Often we provide users with the ability to analyze aggregate information, but not the ability to “drill down” to the lowest level of detail.  Sometimes analysis “at leaf level” is excluded because it’s not necessary to support the decision-making process. But not always. Sometimes excluding leaf-level granularity is, again, a decision made for reasons of storage cost, manageability or when or compute infrastructure lacks the processing power to support queries over such large volumes.

While aggregating data helps time series analysis and identification of macro trends, it necessarily removes context from information. We lose insight that comes from the series of interactions an individual customer had with use before selecting a set of products or services.

By following a “store everything” approach and cross-referencing data in multiple subject areas at fine grain, context be completely restored.

#4 Advanced Analysis

The fourth factor to consider in this document is whether it would benefit our organization to incorporate advanced types of analysis into our set of Business Intelligence capabilities.

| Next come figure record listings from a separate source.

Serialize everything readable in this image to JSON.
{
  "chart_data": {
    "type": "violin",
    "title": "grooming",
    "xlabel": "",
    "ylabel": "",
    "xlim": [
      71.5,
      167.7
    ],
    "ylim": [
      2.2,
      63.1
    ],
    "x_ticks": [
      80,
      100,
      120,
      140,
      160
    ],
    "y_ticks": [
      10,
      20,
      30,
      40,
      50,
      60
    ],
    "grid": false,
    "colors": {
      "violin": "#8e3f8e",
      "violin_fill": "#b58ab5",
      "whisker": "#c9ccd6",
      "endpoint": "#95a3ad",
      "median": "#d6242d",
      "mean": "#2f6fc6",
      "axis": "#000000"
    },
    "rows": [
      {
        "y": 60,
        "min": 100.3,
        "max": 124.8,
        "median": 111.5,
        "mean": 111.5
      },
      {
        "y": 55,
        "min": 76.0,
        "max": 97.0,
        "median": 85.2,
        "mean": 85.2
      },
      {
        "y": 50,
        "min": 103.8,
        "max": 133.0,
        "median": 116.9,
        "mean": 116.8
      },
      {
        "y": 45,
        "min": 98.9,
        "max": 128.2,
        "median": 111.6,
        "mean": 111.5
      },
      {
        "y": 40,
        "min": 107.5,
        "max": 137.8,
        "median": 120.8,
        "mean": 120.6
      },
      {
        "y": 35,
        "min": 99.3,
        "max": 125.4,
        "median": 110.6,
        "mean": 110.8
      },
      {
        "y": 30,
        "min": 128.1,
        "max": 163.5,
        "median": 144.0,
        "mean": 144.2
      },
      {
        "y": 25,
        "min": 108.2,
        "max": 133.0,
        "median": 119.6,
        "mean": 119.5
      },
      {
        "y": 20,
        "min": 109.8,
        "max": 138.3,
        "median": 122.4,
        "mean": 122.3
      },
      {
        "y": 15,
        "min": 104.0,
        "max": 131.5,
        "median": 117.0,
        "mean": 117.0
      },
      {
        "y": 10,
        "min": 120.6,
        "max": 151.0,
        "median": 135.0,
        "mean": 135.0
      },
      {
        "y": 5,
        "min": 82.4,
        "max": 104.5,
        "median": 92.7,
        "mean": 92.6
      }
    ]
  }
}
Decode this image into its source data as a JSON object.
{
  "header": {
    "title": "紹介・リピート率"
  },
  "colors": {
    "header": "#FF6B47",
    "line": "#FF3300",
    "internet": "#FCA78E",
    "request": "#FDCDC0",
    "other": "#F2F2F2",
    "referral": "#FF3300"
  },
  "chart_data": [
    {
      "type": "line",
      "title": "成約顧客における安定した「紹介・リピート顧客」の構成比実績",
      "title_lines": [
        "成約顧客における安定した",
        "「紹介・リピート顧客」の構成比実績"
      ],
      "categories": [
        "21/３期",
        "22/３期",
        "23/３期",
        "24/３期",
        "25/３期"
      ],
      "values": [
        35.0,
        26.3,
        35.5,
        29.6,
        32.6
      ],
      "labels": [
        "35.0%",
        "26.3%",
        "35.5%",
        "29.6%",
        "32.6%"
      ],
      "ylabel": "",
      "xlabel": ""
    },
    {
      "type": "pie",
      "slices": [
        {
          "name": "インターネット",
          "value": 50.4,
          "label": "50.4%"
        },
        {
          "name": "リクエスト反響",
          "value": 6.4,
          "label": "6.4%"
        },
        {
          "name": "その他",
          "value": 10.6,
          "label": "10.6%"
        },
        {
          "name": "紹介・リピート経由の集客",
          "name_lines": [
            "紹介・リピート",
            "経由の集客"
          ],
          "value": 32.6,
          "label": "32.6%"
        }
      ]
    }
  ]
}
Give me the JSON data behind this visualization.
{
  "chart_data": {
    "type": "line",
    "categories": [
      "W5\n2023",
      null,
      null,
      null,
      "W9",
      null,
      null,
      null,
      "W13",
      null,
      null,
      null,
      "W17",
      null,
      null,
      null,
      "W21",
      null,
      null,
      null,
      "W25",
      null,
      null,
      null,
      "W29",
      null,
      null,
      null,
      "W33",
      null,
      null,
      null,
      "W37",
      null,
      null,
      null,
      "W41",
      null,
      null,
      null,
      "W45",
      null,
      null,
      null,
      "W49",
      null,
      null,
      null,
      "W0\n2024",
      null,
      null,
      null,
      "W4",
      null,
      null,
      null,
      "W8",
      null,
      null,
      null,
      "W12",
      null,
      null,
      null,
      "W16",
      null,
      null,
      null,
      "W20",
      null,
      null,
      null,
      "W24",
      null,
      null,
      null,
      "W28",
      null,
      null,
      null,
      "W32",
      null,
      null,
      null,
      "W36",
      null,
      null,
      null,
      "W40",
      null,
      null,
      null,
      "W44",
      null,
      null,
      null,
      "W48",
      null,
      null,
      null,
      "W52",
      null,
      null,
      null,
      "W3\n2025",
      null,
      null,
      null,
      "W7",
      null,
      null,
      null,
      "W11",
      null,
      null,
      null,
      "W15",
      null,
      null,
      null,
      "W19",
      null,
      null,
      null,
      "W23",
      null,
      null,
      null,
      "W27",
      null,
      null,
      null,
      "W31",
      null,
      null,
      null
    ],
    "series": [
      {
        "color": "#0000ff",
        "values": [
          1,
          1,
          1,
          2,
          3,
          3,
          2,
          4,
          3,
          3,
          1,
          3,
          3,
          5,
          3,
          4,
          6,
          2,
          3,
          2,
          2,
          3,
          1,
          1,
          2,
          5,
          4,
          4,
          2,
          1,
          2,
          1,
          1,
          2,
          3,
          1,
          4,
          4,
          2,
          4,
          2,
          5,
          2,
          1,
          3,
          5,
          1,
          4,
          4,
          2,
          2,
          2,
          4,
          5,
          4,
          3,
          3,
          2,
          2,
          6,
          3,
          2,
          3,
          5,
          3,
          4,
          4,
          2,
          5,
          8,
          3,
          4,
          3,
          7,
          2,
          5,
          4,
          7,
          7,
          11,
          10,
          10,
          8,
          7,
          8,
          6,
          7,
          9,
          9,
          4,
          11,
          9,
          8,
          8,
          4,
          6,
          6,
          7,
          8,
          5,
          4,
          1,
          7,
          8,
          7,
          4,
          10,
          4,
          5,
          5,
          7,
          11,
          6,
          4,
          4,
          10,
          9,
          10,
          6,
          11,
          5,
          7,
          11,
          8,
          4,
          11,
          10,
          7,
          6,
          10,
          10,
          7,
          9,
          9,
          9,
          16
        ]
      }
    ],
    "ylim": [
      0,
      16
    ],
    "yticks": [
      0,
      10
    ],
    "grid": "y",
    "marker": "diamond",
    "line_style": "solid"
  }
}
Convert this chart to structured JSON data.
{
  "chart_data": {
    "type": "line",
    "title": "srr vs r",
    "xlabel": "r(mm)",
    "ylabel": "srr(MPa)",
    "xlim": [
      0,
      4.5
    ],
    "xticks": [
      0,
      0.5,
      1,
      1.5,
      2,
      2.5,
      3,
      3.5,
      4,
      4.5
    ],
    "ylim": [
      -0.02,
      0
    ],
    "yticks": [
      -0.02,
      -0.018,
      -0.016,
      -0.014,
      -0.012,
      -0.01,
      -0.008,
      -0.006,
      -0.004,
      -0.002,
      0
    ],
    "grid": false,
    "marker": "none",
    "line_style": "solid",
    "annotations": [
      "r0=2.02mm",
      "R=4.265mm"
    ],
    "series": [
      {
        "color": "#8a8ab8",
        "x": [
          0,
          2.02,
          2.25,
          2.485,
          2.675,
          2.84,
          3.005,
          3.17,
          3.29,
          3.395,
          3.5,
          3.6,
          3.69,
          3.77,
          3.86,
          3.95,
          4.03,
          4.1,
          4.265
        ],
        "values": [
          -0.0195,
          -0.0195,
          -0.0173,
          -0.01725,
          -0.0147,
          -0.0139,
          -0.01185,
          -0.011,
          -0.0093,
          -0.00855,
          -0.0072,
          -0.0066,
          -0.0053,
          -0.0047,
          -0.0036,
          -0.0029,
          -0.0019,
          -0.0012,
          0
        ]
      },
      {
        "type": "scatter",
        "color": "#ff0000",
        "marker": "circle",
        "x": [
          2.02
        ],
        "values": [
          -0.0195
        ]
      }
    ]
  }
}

Typically, when an organization matures from having no BI capabilities to having sophisticated capabilities, it starts from a “we know the data is out there but can’t analyze it” beginning.  Later, as data is consolidated and properly indexed, data is easily “sliced and diced”, but users begin to feel there are still insights contained in the data that cannot be easily gleaned through aggregated statistical measurements.

More advanced forms of analysis such as predictive analytics and machine learning invert the process by considering large volumes of information, using computational power to detect patterns in data.

Often the volume of data needed for effective machine learning is vast, and the types of information needed span both structured and unstructured information.  While most modern BI systems have some predictive analytics capabilities, but usually don’t have the ability to address the volume and variety of data that can be processed by Big Data systems like Hadoop and its related technologies.

Summary

Big Data technologies are transitioning from their emerging, experimental roots, and are now being adopted by the early adopting commercial enterprises.  The most important question on everyone’s mind: “Are Big Data technologies like Hadoop relevant to my organization?”

While the four factors to consider outlined in this article are not an exhaustive survey of all factors that combine to answer this important question, they are at the core of this decision-making process.

By assessing questions like these, benchmarking against organizations in similar industries and assessing specific organizational needs, an overall Big Data strategy and Roadmap can be systematically designed for any organization.